Oyunun ilk bölümünde Çatski ile Famusov’un yakınlaşması insani bir sıcaklığın algılanması gibi algılanır. Ancak oyunun ileri aşamalarında iki karşıt görüşün uzlaşmazlığı bu sıcaklığı yok edip güçlü bir yabancılaşmaya bırakır.

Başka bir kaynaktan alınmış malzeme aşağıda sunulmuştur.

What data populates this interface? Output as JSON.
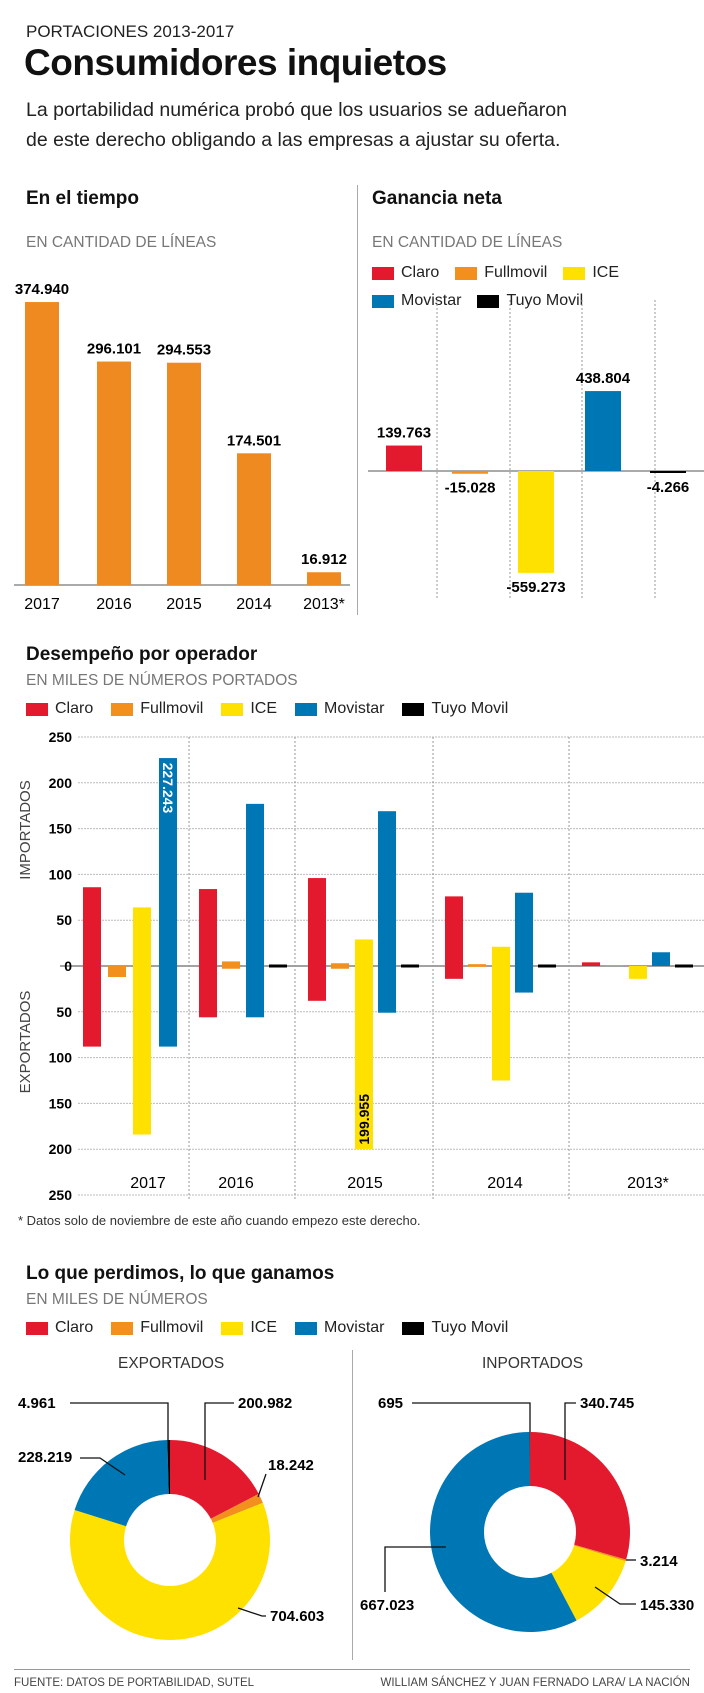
{
  "kicker": "PORTACIONES 2013-2017",
  "title": "Consumidores inquietos",
  "subtitle": [
    "La portabilidad numérica probó que los usuarios se adueñaron",
    "de este derecho obligando a las empresas a ajustar su oferta."
  ],
  "colors": {
    "Claro": "#e3192d",
    "Fullmovil": "#f3901d",
    "ICE": "#ffe100",
    "Movistar": "#0077b5",
    "Tuyo Movil": "#000000",
    "bars": "#ee8a1f"
  },
  "legend": [
    "Claro",
    "Fullmovil",
    "ICE",
    "Movistar",
    "Tuyo Movil"
  ],
  "chart_data": [
    {
      "type": "bar",
      "title": "En el tiempo",
      "subtitle": "EN CANTIDAD DE LÍNEAS",
      "categories": [
        "2017",
        "2016",
        "2015",
        "2014",
        "2013*"
      ],
      "values": [
        374940,
        296101,
        294553,
        174501,
        16912
      ],
      "labels": [
        "374.940",
        "296.101",
        "294.553",
        "174.501",
        "16.912"
      ]
    },
    {
      "type": "bar",
      "title": "Ganancia neta",
      "subtitle": "EN CANTIDAD DE LÍNEAS",
      "categories": [
        "Claro",
        "Fullmovil",
        "ICE",
        "Movistar",
        "Tuyo Movil"
      ],
      "values": [
        139763,
        -15028,
        -559273,
        438804,
        -4266
      ],
      "labels": [
        "139.763",
        "-15.028",
        "-559.273",
        "438.804",
        "-4.266"
      ]
    },
    {
      "type": "bar",
      "title": "Desempeño por operador",
      "subtitle": "EN MILES DE NÚMEROS PORTADOS",
      "ylabel_top": "IMPORTADOS",
      "ylabel_bottom": "EXPORTADOS",
      "yticks": [
        "250",
        "200",
        "150",
        "100",
        "50",
        "0",
        "50",
        "100",
        "150",
        "200",
        "250"
      ],
      "ylim": [
        -250,
        250
      ],
      "grid": true,
      "categories": [
        "2017",
        "2016",
        "2015",
        "2014",
        "2013*"
      ],
      "series": [
        {
          "name": "Claro",
          "importados": [
            86,
            84,
            96,
            76,
            4
          ],
          "exportados": [
            88,
            56,
            38,
            14,
            0
          ]
        },
        {
          "name": "Fullmovil",
          "importados": [
            0,
            5,
            3,
            2,
            1
          ],
          "exportados": [
            12,
            3,
            3,
            1,
            0
          ]
        },
        {
          "name": "ICE",
          "importados": [
            64,
            null,
            29,
            21,
            0
          ],
          "exportados": [
            184,
            null,
            200,
            125,
            14
          ]
        },
        {
          "name": "Movistar",
          "importados": [
            227,
            177,
            169,
            80,
            15
          ],
          "exportados": [
            88,
            56,
            51,
            29,
            0
          ]
        },
        {
          "name": "Tuyo Movil",
          "importados": [
            null,
            1,
            1,
            1,
            1
          ],
          "exportados": [
            null,
            0,
            0,
            0,
            0
          ]
        }
      ],
      "annotations": [
        "227.243",
        "199.955"
      ],
      "footnote": "* Datos solo de noviembre de este año cuando empezo este derecho."
    },
    {
      "type": "pie",
      "title": "Lo que perdimos, lo que ganamos",
      "subtitle": "EN MILES DE NÚMEROS",
      "charts": [
        {
          "name": "EXPORTADOS",
          "categories": [
            "Claro",
            "Fullmovil",
            "ICE",
            "Movistar",
            "Tuyo Movil"
          ],
          "values": [
            200982,
            18242,
            704603,
            228219,
            4961
          ],
          "labels": [
            "200.982",
            "18.242",
            "704.603",
            "228.219",
            "4.961"
          ]
        },
        {
          "name": "INPORTADOS",
          "categories": [
            "Claro",
            "Fullmovil",
            "ICE",
            "Movistar",
            "Tuyo Movil"
          ],
          "values": [
            340745,
            3214,
            145330,
            667023,
            695
          ],
          "labels": [
            "340.745",
            "3.214",
            "145.330",
            "667.023",
            "695"
          ]
        }
      ]
    }
  ],
  "footer": {
    "source": "FUENTE: DATOS DE PORTABILIDAD, SUTEL",
    "credit": "WILLIAM SÁNCHEZ Y JUAN FERNADO LARA/ LA NACIÓN"
  }
}
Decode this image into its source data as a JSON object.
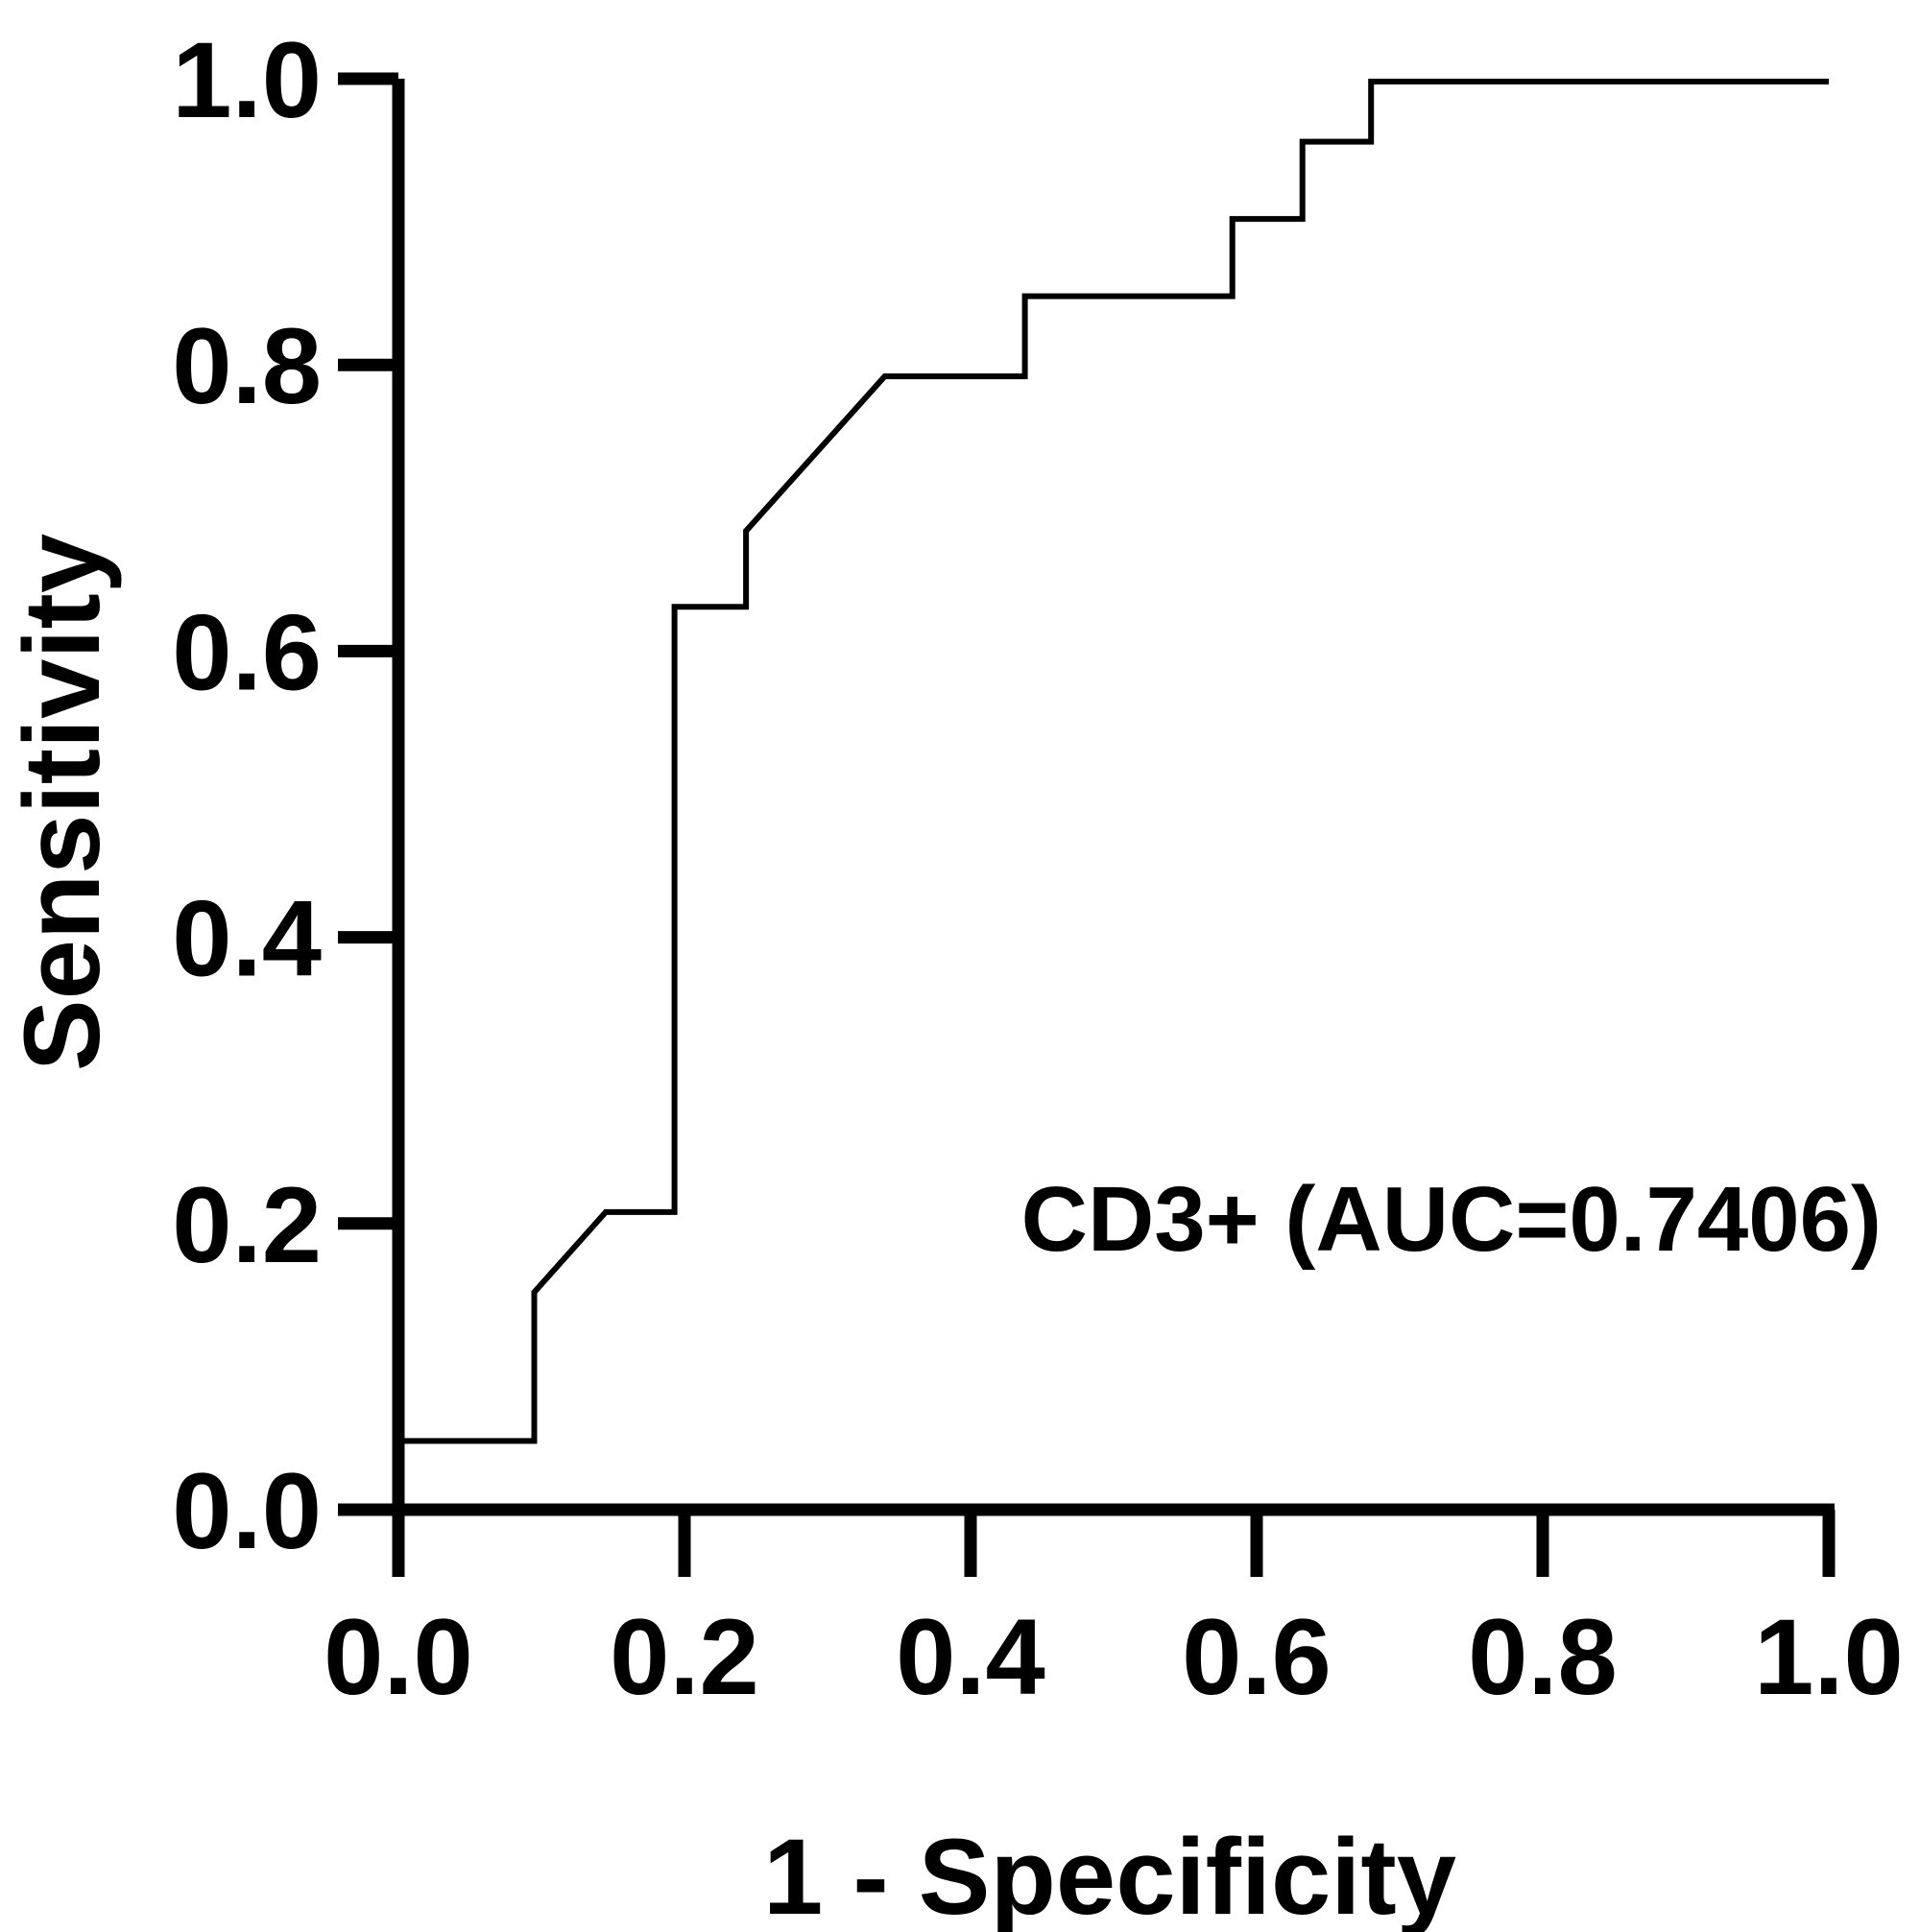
{
  "chart_data": {
    "type": "line",
    "title": "",
    "xlabel": "1 - Specificity",
    "ylabel": "Sensitivity",
    "xlim": [
      0,
      1
    ],
    "ylim": [
      0,
      1
    ],
    "x_ticks": [
      "0.0",
      "0.2",
      "0.4",
      "0.6",
      "0.8",
      "1.0"
    ],
    "y_ticks": [
      "0.0",
      "0.2",
      "0.4",
      "0.6",
      "0.8",
      "1.0"
    ],
    "x_tick_values": [
      0,
      0.2,
      0.4,
      0.6,
      0.8,
      1.0
    ],
    "y_tick_values": [
      0,
      0.2,
      0.4,
      0.6,
      0.8,
      1.0
    ],
    "grid": false,
    "annotation": "CD3+ (AUC=0.7406)",
    "series": [
      {
        "name": "CD3+",
        "color": "#000000",
        "x": [
          0,
          0,
          0.095,
          0.095,
          0.145,
          0.193,
          0.193,
          0.243,
          0.243,
          0.34,
          0.438,
          0.438,
          0.583,
          0.583,
          0.632,
          0.632,
          0.68,
          0.68,
          1.0
        ],
        "y": [
          0,
          0.048,
          0.048,
          0.152,
          0.208,
          0.208,
          0.631,
          0.631,
          0.684,
          0.792,
          0.792,
          0.848,
          0.848,
          0.902,
          0.902,
          0.956,
          0.956,
          0.998,
          0.998
        ]
      }
    ]
  }
}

Çatski iyi eğitim görmüş ve çağdaş düşüncenin uzlaşmaz ve yılmaz bir savunucusudur. Bu yüzden karşıtı olan kişilerle kolay kolay anlaşamaz. Sofia, Çatski gibi çok iyi bir eğitim almış bir genç kızdır. Ancak Çatski’nin kendisine duyduğu aşka, ilerici ve aydınlık görüşlerine değer vermez. Zayıf bir kişilik olan, sınıf atlamak isteyen babasının özel yazmanı Molçalin’e yakınlık duyar.


Oyunun yazarı Aleksandr Sergeyeviç Griboyedov kimdir? “Rus Edebiyatı Tarihi” kitabının 117.sayfasında Griboyedov, Behramoğlu tarafından şöyle tanıtılıyor: “Griboyedov asker bir babanın oğlu olarak Moskova’da doğdu. Ev eğitimini müzisyen olan annesinin denetiminde ve mürebbiyelerden aldı. Erken yaşlarında yabancı diller ve üstün derecede piyano çalmayı öğrendi. Moskova Üniversitesi’nde filoloji, hukuk, matematik öğrenimi gördü. Anayurt Savaşı sırasında doktora eğitimini bırakarak orduya katıldı. 1816’da ordudan ayrılarak Dışişleri Bakanlığı’nda çalışmaya başladı. Aynı bakanlıkça 1818’de Tahran’da, daha sonra Gürcistan’da görevlendirildi. Edebiyat (şiir ve özellikle tiyatro) alanında çalışmalarının yanı sıra valsler besteledi, genellikle vodvil türünde oyunlara besteler yaptı. ‘Akıldan Bela’yı 1821 de Gürcistan’da yazmaya başladı.

1823 yılında Moskova’da başyapıt üzerinde çalışmayı sürdürürken şiir, müzik ve manzum tiyatro alanında başkaca ürünler de vermekteydi”
Çar karşıtı çeşitli derneklere katılan Griboyedov, 1826 yılında tutuklanır. Ancak herhangi bir kanıt bulunamadığından serbest bırakılır. Rusya İran antlaşmasının hazırlanmasında görev alır. Bu antlaşmadaki ve diplomasi alanındaki başarılarından dolayı 1829’da tekrar Tahran’da elçi olarak görevlendirilir. Tahran’da antlaşmaya karşı olan fanatik dinci bir kalabalığın elçiliğe saldırısı sırasında yaşamını kaybeder. 1795-1829 yılları arasında yaşayan ve çok genç yaşta ölen Griboyedov’un “Akıldan Bela” kitabı Rus edebiyatında ona sağlam bir yer edindirmiştir.
Ataol Behramoğlu’nu bu çalışmasından dolayı kutluyor, edebiyat meraklısı herkesin kitaplığında bulunması gereken “Rus Edebiyatı tarihi” kitabını okumanızı öneriyorum.